On May 17, Netflix laid off 150 employees, mostly in the U.S., in a cost-cutting move. In contrast to Netflix’s 200,000-subscriber loss in the quarter, Disney+ topped estimates for user growth, packing on a net 7.9 million in the first three months of 2022. HBO Max and HBO also gained ground (adding 3 million), as did Paramount+ (6.8 million).
But are media companies overestimating their streaming services’ earning potential? On Disney’s May 11 earnings call, CEO Bob Chapek reiterated the company’s target of hitting 230 million-260 million customers by September 2024. “We believe Disney+ is one of a kind, a service based on exceptional branded content with wide appeal across all four quadrants,” he said. However, financial analyst Michael Nathanson suggests that the company could see more attractive returns on investment if it created a more targeted Disney+ service, geared around core brands like Marvel, Pixar and Lucasfilm, instead of aiming to construct a “super service” to chase Netflix in general entertainment in markets globally.
“The market is now worried that the combination of [Disney’s 2024] subscriber guidance and rising costs to compete more broadly with non-Disney brands will result in a less impressive business at steady state,” Nathanson wrote in a research note last week.
For traditional media companies, being all-in on streaming means de-emphasizing linear TV profit engines. That “creates tension, and this tension manifested in the market reaction to first-quarter results,” says John Harrison, media and entertainment leader for EY Americas.
The content-spending arms race in streaming appears to be continuing, though it may be peaking. In 2021, subscription-based streaming video services worldwide spent nearly $50 billion on content, up 20% year over year, according to researcher Ampere Analysis. Netflix, for one, previously said it expected to spend around $18 billion on content on a cash basis in 2022 (versus $17.7 billion last year). Chief financial officer Spencer Neumann told investors in April that the company would be “smart and prudent in terms of pulling back on some of that spending growth to reflect the realities of the revenue growth of the business.”
As the U.S. streaming market starts to plateau — with mid-80% penetration rates — providers are at an inflection point where they must focus more on retention than on subscriber acquisition, says Kevin Westcott, who leads Deloitte’s U.S. Technology, Media & Telecommunications practice. “There was a race to acquire as many customers as possible. Now they have to figure out how to keep them and monetize what’s out there,” he says.

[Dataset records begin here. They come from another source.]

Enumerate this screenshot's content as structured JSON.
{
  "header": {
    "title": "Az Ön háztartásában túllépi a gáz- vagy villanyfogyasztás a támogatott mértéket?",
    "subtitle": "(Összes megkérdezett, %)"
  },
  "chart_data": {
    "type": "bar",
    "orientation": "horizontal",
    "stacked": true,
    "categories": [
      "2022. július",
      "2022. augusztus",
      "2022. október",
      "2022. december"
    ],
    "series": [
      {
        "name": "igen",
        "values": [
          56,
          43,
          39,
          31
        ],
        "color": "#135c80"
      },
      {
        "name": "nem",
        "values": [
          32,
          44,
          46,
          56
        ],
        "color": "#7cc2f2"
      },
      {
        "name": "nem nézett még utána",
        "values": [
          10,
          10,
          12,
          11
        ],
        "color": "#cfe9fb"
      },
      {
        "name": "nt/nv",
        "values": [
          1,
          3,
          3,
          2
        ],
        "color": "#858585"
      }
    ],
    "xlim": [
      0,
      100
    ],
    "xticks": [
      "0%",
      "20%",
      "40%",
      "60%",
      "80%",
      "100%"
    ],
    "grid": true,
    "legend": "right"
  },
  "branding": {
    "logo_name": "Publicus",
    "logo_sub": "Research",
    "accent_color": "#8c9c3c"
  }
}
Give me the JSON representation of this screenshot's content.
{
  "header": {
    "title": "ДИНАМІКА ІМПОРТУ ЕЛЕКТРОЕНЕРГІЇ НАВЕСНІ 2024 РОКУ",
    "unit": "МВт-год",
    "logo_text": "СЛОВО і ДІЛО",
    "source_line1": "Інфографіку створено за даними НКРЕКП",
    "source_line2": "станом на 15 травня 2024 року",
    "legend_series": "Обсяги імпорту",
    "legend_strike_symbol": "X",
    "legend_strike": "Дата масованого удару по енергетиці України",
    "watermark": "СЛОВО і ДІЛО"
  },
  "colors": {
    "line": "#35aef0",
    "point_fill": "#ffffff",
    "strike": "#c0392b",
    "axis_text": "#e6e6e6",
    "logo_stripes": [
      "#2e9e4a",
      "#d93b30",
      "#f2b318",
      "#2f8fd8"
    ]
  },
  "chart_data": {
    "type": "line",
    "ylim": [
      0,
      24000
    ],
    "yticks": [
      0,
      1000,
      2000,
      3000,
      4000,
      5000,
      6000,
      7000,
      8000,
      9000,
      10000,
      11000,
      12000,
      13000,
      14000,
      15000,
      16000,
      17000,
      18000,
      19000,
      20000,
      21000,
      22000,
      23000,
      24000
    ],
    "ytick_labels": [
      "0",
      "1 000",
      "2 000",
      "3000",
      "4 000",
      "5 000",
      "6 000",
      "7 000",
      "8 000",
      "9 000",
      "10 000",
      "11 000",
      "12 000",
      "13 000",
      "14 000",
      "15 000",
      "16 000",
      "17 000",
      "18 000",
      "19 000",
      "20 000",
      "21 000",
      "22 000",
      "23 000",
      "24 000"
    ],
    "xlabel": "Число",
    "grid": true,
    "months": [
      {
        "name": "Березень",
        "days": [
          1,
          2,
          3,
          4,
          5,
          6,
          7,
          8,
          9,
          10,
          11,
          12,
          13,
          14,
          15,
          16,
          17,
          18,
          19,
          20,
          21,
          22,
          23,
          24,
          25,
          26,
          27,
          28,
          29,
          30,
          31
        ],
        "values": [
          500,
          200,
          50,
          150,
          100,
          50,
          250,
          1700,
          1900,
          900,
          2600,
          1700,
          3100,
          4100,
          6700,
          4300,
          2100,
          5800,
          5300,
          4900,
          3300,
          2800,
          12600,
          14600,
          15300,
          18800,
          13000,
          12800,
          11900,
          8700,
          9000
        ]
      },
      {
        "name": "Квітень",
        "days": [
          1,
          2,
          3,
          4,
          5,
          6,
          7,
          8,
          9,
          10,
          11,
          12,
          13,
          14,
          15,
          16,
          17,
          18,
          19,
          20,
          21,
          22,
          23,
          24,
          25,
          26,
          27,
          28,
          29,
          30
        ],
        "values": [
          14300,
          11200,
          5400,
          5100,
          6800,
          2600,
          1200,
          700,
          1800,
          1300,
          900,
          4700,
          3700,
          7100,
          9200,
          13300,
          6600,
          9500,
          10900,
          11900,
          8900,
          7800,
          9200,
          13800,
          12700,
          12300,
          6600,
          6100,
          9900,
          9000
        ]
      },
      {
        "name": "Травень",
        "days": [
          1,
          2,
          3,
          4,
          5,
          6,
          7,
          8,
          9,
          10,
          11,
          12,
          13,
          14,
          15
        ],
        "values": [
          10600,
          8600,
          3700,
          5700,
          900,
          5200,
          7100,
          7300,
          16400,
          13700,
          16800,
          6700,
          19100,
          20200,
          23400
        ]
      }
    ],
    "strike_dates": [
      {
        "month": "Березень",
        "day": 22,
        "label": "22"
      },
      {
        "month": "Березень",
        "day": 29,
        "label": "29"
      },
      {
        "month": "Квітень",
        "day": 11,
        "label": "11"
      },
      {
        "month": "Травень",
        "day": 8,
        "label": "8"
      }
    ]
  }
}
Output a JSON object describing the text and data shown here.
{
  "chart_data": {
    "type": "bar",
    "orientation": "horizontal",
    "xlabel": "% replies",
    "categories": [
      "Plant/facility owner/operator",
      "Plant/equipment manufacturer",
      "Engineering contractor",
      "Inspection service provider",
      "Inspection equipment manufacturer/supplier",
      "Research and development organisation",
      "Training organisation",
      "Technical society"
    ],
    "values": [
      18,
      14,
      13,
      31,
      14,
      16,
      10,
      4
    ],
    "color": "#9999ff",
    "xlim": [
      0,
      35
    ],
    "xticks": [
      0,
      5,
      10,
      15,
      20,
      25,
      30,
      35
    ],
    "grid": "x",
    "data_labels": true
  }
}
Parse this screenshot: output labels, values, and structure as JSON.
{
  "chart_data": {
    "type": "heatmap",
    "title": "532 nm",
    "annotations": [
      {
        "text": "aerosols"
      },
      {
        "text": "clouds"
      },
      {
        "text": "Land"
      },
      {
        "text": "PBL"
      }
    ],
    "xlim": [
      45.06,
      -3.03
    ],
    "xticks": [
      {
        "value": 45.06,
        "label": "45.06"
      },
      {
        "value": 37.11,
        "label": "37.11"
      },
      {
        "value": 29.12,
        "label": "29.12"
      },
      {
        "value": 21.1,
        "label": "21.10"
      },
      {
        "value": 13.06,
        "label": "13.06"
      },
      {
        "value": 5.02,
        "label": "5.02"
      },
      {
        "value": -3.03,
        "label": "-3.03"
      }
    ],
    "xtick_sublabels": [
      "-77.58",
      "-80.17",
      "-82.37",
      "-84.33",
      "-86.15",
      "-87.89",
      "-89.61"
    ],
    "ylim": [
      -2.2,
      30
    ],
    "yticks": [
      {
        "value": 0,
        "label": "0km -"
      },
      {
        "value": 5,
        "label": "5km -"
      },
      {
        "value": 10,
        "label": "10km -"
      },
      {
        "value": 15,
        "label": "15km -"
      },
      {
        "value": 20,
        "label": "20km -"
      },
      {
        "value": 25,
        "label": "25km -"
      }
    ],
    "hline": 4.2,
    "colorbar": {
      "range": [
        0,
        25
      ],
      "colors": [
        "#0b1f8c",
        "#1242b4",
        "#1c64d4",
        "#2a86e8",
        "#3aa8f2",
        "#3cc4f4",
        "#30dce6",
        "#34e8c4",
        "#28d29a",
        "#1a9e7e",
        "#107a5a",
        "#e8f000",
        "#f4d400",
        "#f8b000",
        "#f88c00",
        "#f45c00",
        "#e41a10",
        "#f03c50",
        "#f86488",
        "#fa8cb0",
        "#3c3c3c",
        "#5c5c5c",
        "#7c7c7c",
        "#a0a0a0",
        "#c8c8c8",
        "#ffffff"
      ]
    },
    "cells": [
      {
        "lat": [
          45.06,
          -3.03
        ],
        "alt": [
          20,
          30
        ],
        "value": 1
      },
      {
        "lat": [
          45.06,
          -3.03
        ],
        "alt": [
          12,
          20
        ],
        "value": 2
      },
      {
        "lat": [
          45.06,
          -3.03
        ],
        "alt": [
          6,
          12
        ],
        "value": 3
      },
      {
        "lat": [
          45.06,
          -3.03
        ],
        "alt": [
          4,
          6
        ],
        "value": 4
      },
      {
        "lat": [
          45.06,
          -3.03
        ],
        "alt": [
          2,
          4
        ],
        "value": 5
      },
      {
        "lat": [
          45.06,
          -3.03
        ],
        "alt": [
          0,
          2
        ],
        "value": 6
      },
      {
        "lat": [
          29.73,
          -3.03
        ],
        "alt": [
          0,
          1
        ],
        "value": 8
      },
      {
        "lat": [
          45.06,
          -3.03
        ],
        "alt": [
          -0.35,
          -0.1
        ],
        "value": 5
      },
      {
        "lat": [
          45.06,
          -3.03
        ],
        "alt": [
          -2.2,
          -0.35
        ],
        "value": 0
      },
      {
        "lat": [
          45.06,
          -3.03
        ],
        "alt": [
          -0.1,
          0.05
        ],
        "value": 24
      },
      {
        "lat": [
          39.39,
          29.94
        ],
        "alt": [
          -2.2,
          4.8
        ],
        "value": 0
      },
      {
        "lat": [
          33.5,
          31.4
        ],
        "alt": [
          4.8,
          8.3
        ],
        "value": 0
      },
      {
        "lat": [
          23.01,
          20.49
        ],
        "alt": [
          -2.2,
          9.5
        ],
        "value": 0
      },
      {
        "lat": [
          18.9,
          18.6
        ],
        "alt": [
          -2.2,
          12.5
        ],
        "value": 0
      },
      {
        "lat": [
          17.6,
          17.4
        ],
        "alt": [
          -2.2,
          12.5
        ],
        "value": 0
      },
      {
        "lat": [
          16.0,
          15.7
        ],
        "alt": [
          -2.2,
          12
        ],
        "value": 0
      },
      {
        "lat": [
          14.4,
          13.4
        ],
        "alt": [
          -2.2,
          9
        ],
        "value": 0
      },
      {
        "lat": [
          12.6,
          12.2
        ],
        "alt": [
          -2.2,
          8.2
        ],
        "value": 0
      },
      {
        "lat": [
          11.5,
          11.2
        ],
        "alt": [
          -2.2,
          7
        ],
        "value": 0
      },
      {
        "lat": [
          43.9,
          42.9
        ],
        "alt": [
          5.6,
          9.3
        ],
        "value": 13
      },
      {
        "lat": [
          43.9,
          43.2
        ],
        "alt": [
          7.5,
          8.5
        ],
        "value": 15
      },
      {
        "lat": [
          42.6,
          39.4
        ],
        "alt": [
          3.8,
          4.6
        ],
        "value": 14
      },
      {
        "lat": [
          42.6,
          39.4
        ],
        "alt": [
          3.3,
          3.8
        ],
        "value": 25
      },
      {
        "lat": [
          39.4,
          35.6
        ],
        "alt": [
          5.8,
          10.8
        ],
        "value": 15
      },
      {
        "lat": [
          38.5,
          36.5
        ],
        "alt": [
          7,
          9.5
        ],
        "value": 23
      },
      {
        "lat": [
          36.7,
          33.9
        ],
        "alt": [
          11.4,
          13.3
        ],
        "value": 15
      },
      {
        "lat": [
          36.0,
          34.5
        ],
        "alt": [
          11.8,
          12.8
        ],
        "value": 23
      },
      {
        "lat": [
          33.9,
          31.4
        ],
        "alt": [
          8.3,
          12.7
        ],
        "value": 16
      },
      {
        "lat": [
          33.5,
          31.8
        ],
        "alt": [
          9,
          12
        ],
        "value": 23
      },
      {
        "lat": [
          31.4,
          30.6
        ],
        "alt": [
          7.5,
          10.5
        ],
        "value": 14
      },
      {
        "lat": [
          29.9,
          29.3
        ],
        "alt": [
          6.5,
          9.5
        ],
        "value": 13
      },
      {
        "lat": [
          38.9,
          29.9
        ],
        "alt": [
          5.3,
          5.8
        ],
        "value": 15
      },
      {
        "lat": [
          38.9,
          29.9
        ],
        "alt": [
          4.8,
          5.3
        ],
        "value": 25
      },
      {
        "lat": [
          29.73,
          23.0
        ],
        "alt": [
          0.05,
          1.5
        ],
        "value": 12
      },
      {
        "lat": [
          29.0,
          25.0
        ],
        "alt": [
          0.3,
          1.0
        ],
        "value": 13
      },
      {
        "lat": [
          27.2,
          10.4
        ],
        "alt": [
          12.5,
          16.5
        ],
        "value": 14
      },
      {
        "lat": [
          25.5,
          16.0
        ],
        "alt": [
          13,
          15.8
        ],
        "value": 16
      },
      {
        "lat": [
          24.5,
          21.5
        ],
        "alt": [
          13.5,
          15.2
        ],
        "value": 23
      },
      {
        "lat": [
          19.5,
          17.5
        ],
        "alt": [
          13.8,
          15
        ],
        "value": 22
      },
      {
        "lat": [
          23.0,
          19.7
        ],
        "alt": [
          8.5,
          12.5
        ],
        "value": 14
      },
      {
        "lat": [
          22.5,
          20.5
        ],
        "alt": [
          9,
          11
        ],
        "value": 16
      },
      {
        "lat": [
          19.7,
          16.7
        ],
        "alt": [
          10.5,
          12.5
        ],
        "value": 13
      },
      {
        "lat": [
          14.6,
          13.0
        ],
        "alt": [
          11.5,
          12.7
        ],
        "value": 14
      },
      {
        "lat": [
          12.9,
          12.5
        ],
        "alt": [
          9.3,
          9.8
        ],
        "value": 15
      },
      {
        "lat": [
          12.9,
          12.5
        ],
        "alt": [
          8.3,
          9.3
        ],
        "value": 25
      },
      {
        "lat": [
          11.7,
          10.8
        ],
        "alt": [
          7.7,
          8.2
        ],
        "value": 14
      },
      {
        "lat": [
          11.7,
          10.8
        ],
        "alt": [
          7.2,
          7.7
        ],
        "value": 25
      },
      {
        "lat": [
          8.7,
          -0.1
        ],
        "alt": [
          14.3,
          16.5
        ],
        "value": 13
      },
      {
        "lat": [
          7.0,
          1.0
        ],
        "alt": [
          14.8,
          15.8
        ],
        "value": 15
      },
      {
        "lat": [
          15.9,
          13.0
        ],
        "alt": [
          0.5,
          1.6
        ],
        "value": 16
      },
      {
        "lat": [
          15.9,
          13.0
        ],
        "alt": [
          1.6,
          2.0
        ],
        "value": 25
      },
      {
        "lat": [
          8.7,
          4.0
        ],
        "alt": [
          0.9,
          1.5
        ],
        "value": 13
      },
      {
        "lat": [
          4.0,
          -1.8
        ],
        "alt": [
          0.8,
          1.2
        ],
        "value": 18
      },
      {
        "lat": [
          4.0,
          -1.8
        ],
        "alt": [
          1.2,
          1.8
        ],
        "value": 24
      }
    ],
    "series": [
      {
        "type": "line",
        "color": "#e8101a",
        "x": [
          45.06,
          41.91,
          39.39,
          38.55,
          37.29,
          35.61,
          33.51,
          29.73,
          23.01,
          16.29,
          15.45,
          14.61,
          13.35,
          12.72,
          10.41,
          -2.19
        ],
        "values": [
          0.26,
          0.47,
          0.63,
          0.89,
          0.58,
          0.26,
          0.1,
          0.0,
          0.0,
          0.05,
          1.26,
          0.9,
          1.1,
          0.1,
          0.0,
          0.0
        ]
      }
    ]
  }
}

To reach a broader addressable market, both Netflix and Disney+ have announced plans to roll out lower-cost, ad-supported tiers later in 2022. “The winners in video streaming will be the companies that excel at the hybrid advertising/subscription revenue model,” Vollmer says.
Analysts say the macroeconomic storm clouds that have caused stock turbulence this year are likely to continue into the second quarter and potentially into 2023. In a bright spot for companies in live and in-person entertainment, consumers have been flocking to concerts, theme parks and theaters. But for companies that benefited from stay-at-home behavior during COVID, including Netflix and other streamers, “it seems we are seeing a correction from the gains during the pandemic,” says PP Foresight analyst Paolo Pescatore.